Mediums for horror are increasing though. A few months back friends of mine who are also game writers discussed making horror games. There are some great games out there to scare the hell out of you (Slender Game comes to mind). But we were talking cooperative games, ones that would intentionally split your party, cut off your friend’s voice from communications and then introduce an AI character pretending to be your friend. A videogame version of The Thing.

YouTube and Vimeo have a wonderful trove of short horror films (bringing that genre back from the dead… so to speak).

One Last Dive from jasoneisener on Vimeo.

And if you’ll indulge me, the horror film I co-wrote (and won awards for):

So enjoy this haunted time of the year, think of all of the things that terrify you. Listen to some spooky tunes and watch a movie that will have you wide awake in the middle of the night.

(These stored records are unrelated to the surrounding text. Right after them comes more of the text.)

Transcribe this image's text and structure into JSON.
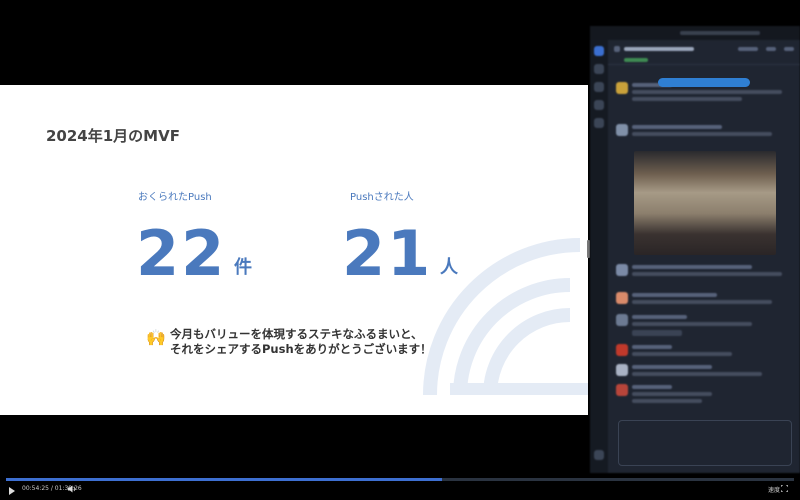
{
  "slide": {
    "title": "2024年1月のMVF",
    "stats": [
      {
        "label": "おくられたPush",
        "value": "22",
        "unit": "件"
      },
      {
        "label": "Pushされた人",
        "value": "21",
        "unit": "人"
      }
    ],
    "message": {
      "emoji": "🙌",
      "line1": "今月もバリューを体現するステキなふるまいと、",
      "line2": "それをシェアするPushをありがとうございます！"
    }
  },
  "player": {
    "time": "00:54:25 / 01:38:26",
    "progress": 0.553,
    "speed": "速度"
  },
  "colors": {
    "accent": "#4a79bd",
    "progress": "#3d6fd1",
    "chat_bg": "#1f2531"
  },
  "icons": {
    "play": "play-icon",
    "volume": "volume-icon",
    "fullscreen": "fullscreen-icon"
  }
}
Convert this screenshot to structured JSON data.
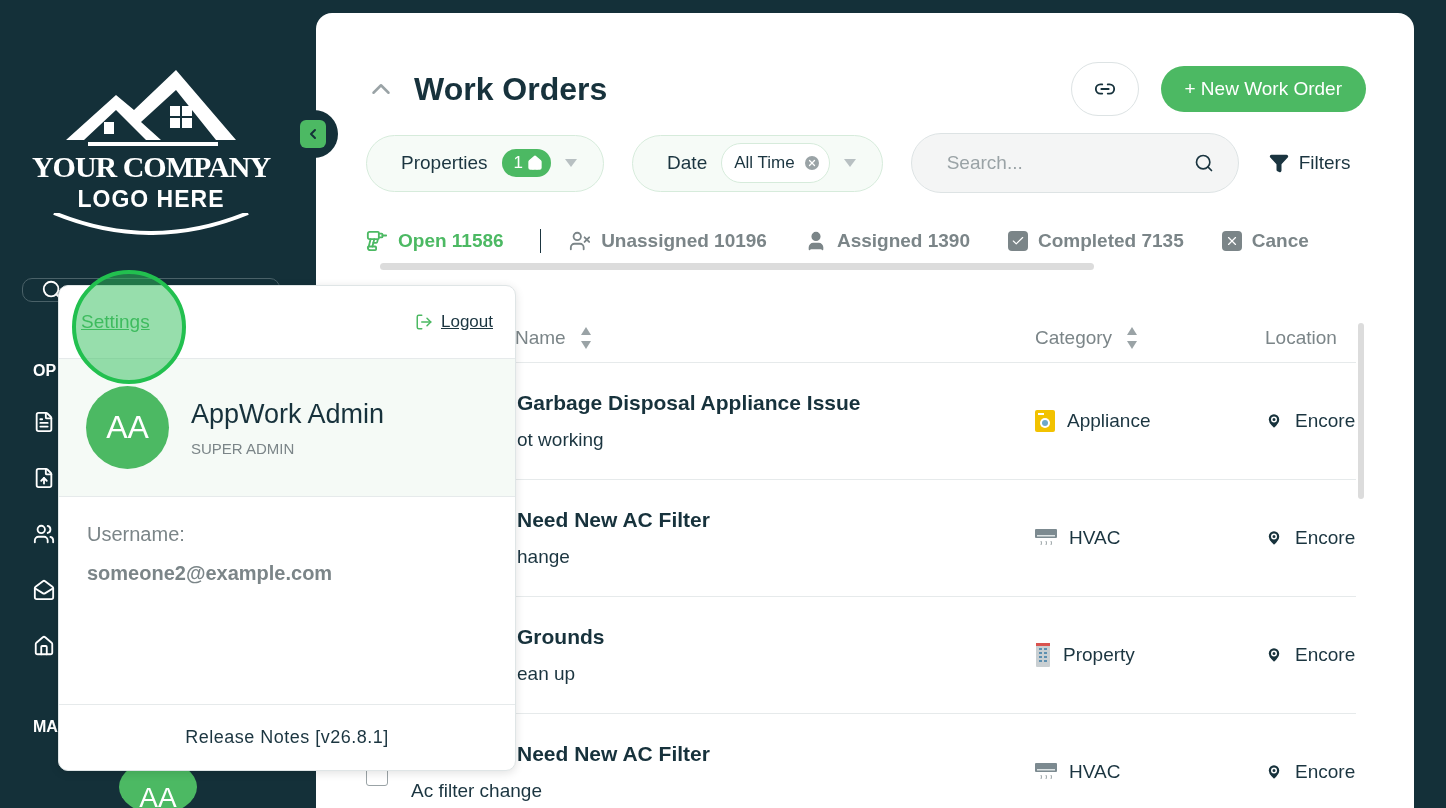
{
  "sidebar": {
    "logo": {
      "line_1": "YOUR COMPANY",
      "line_2": "LOGO HERE"
    },
    "sections": [
      {
        "label": "OP",
        "items": [
          {
            "kind": "document"
          },
          {
            "kind": "upload"
          },
          {
            "kind": "users"
          },
          {
            "kind": "inbox"
          },
          {
            "kind": "home"
          }
        ]
      },
      {
        "label": "MA"
      }
    ],
    "user_avatar": {
      "initials": "AA"
    }
  },
  "popup": {
    "settings_link": "Settings",
    "logout": "Logout",
    "initials": "AA",
    "name": "AppWork Admin",
    "role": "SUPER ADMIN",
    "username_label": "Username:",
    "username": "someone2@example.com",
    "release_notes": "Release Notes [v26.8.1]"
  },
  "header": {
    "title": "Work Orders",
    "new_button": "+ New Work Order"
  },
  "filters": {
    "properties": {
      "label": "Properties",
      "count": "1"
    },
    "date": {
      "label": "Date",
      "value": "All Time"
    },
    "search": {
      "placeholder": "Search..."
    },
    "filters_button": "Filters"
  },
  "status_tabs": [
    {
      "kind": "open",
      "label": "Open 11586",
      "selected": true
    },
    {
      "kind": "unassigned",
      "label": "Unassigned 10196",
      "selected": false
    },
    {
      "kind": "assigned",
      "label": "Assigned 1390",
      "selected": false
    },
    {
      "kind": "completed",
      "label": "Completed 7135",
      "selected": false
    },
    {
      "kind": "cancelled",
      "label": "Cance",
      "selected": false
    }
  ],
  "table": {
    "columns": [
      {
        "label": "Name",
        "sortable": true
      },
      {
        "label": "Category",
        "sortable": true
      },
      {
        "label": "Location",
        "sortable": false
      }
    ],
    "rows": [
      {
        "title": "Garbage Disposal Appliance Issue",
        "description": "ot working",
        "category": {
          "kind": "appliance",
          "label": "Appliance"
        },
        "location": "Encore"
      },
      {
        "title": "Need New AC Filter",
        "description": "hange",
        "category": {
          "kind": "hvac",
          "label": "HVAC"
        },
        "location": "Encore"
      },
      {
        "title": "Grounds",
        "description": "ean up",
        "category": {
          "kind": "property",
          "label": "Property"
        },
        "location": "Encore"
      },
      {
        "title": "Need New AC Filter",
        "description": "Ac filter change",
        "checked": false,
        "category": {
          "kind": "hvac",
          "label": "HVAC"
        },
        "location": "Encore"
      }
    ]
  }
}
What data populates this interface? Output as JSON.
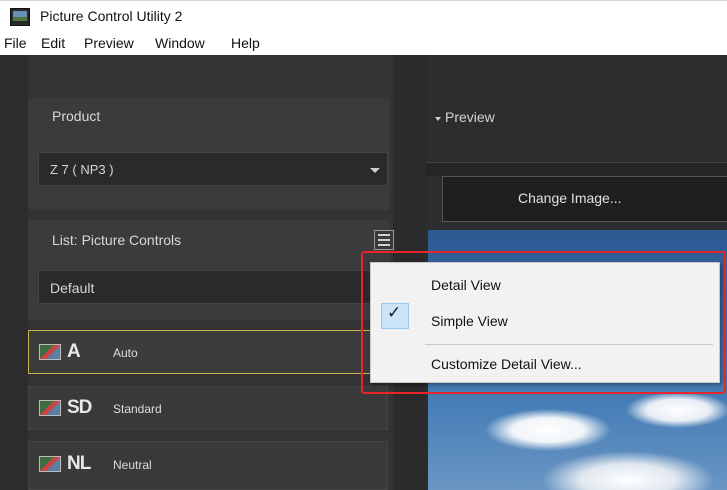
{
  "window": {
    "title": "Picture Control Utility 2"
  },
  "menubar": {
    "items": [
      "File",
      "Edit",
      "Preview",
      "Window",
      "Help"
    ]
  },
  "product": {
    "label": "Product",
    "selected": "Z 7 ( NP3 )"
  },
  "list": {
    "label": "List: Picture Controls",
    "filter_selected": "Default",
    "items": [
      {
        "code": "A",
        "name": "Auto"
      },
      {
        "code": "SD",
        "name": "Standard"
      },
      {
        "code": "NL",
        "name": "Neutral"
      }
    ]
  },
  "preview": {
    "title": "Preview",
    "change_button": "Change Image..."
  },
  "context_menu": {
    "items": [
      "Detail View",
      "Simple View",
      "Customize Detail View..."
    ],
    "checked": "Simple View",
    "check_glyph": "✓"
  },
  "colors": {
    "highlight": "#e5262c",
    "selected_border": "#c8b44a",
    "check_bg": "#cce4f7"
  }
}
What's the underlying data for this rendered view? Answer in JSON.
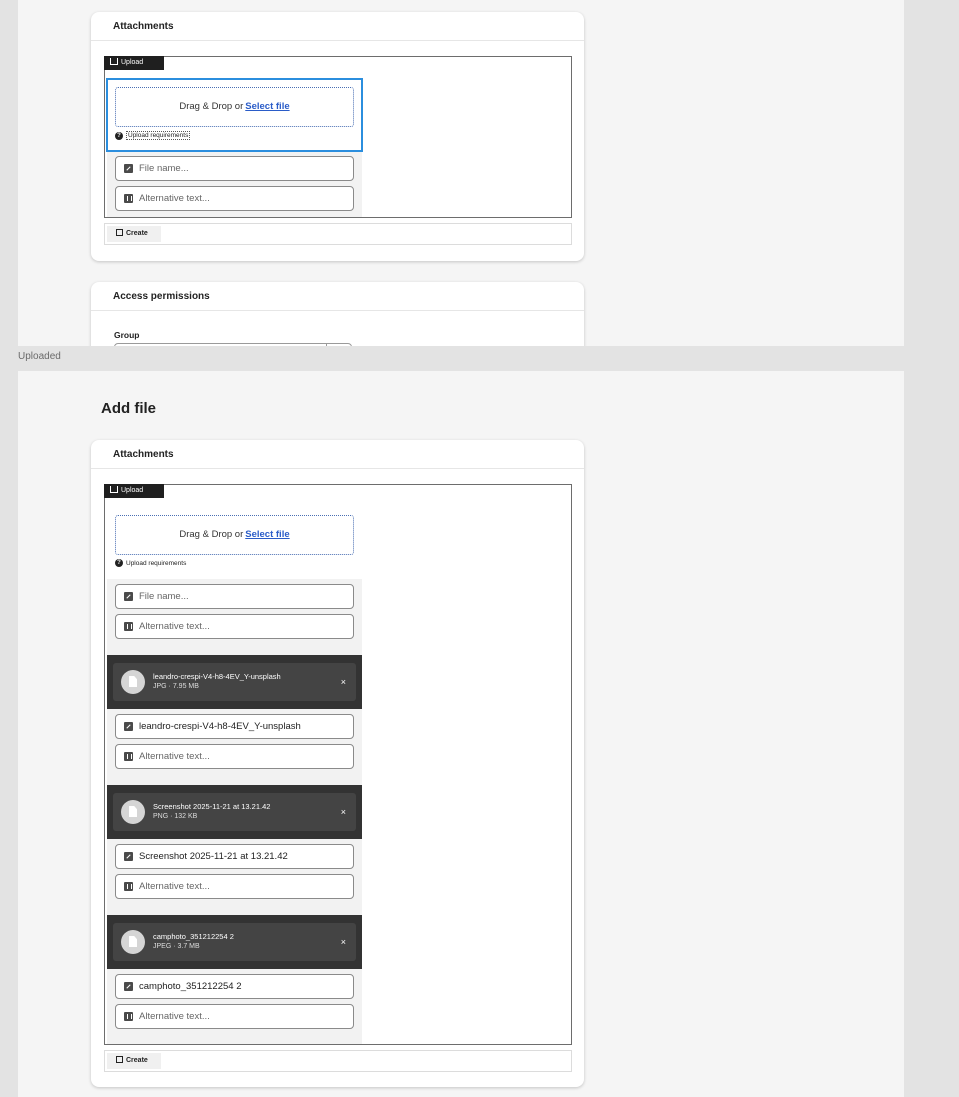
{
  "frame_label": "Uploaded",
  "screen1": {
    "card_title": "Attachments",
    "upload_tag": "Upload",
    "dropzone_text": "Drag & Drop or",
    "select_file": "Select file",
    "upload_requirements": "Upload requirements",
    "file_name_placeholder": "File name...",
    "alt_text_placeholder": "Alternative text...",
    "create_label": "Create",
    "permissions_title": "Access permissions",
    "group_label": "Group"
  },
  "screen2": {
    "page_title": "Add file",
    "card_title": "Attachments",
    "upload_tag": "Upload",
    "dropzone_text": "Drag & Drop or",
    "select_file": "Select file",
    "upload_requirements": "Upload requirements",
    "file_name_placeholder": "File name...",
    "alt_text_placeholder": "Alternative text...",
    "files": [
      {
        "name": "leandro-crespi-V4-h8-4EV_Y-unsplash",
        "meta": "JPG · 7.95 MB",
        "file_name_value": "leandro-crespi-V4-h8-4EV_Y-unsplash",
        "alt_placeholder": "Alternative text..."
      },
      {
        "name": "Screenshot 2025-11-21 at 13.21.42",
        "meta": "PNG · 132 KB",
        "file_name_value": "Screenshot 2025-11-21 at 13.21.42",
        "alt_placeholder": "Alternative text..."
      },
      {
        "name": "camphoto_351212254 2",
        "meta": "JPEG · 3.7 MB",
        "file_name_value": "camphoto_351212254 2",
        "alt_placeholder": "Alternative text..."
      }
    ],
    "close_symbol": "×",
    "create_label": "Create"
  }
}
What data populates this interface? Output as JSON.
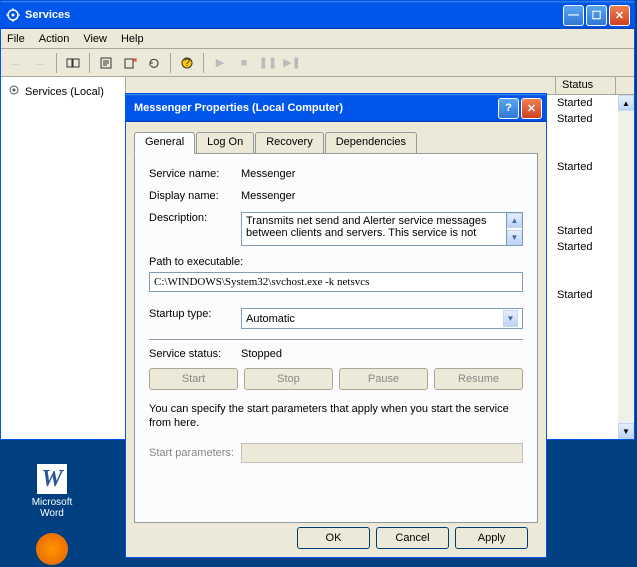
{
  "services_window": {
    "title": "Services",
    "menu": {
      "file": "File",
      "action": "Action",
      "view": "View",
      "help": "Help"
    },
    "tree_item": "Services (Local)",
    "col_status": "Status",
    "status_values": [
      "Started",
      "Started",
      "",
      "Started",
      "",
      "Started",
      "Started",
      "",
      "Started",
      ""
    ]
  },
  "dialog": {
    "title": "Messenger Properties (Local Computer)",
    "tabs": {
      "general": "General",
      "logon": "Log On",
      "recovery": "Recovery",
      "dependencies": "Dependencies"
    },
    "labels": {
      "service_name": "Service name:",
      "display_name": "Display name:",
      "description": "Description:",
      "path": "Path to executable:",
      "startup_type": "Startup type:",
      "service_status": "Service status:",
      "start_params": "Start parameters:"
    },
    "values": {
      "service_name": "Messenger",
      "display_name": "Messenger",
      "description": "Transmits net send and Alerter service messages between clients and servers. This service is not",
      "path": "C:\\WINDOWS\\System32\\svchost.exe -k netsvcs",
      "startup_type": "Automatic",
      "service_status": "Stopped"
    },
    "buttons": {
      "start": "Start",
      "stop": "Stop",
      "pause": "Pause",
      "resume": "Resume"
    },
    "help_text": "You can specify the start parameters that apply when you start the service from here.",
    "dlg_buttons": {
      "ok": "OK",
      "cancel": "Cancel",
      "apply": "Apply"
    }
  },
  "desktop": {
    "word": "Microsoft Word"
  }
}
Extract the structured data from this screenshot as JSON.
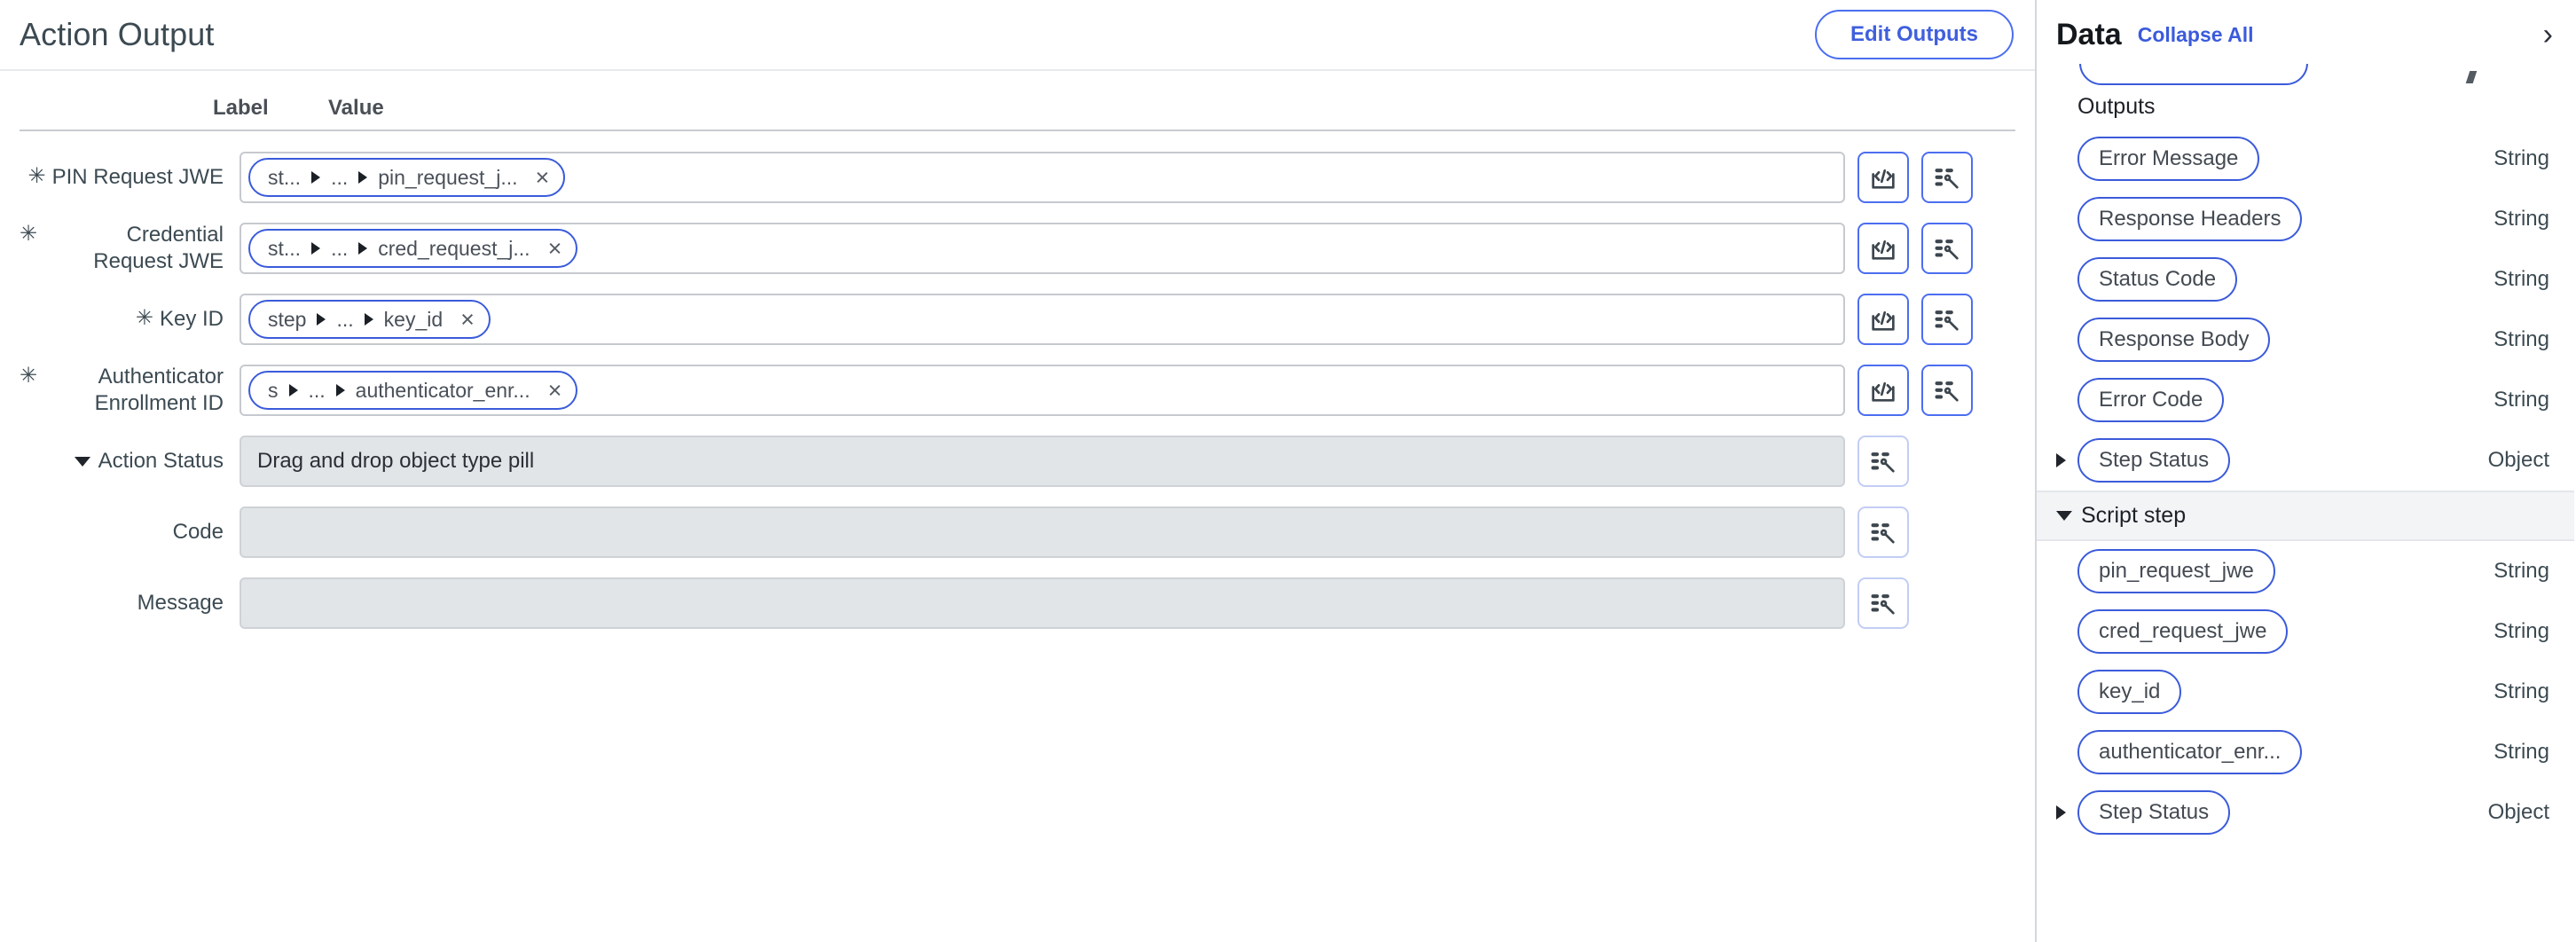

Because it’s All Hallows Eve when the dead walk the earth and darkness falls across the land. When creatures crawl in search of blood to terrorize y'all's neighbourhood. And whosoever shall be found, without the soul for getting down, must stand and face the hounds of hell and rot inside a corpse's shell … and though you fight to stay alive your body starts to shiver, for no mere mortal can resist, the evil of the thriller.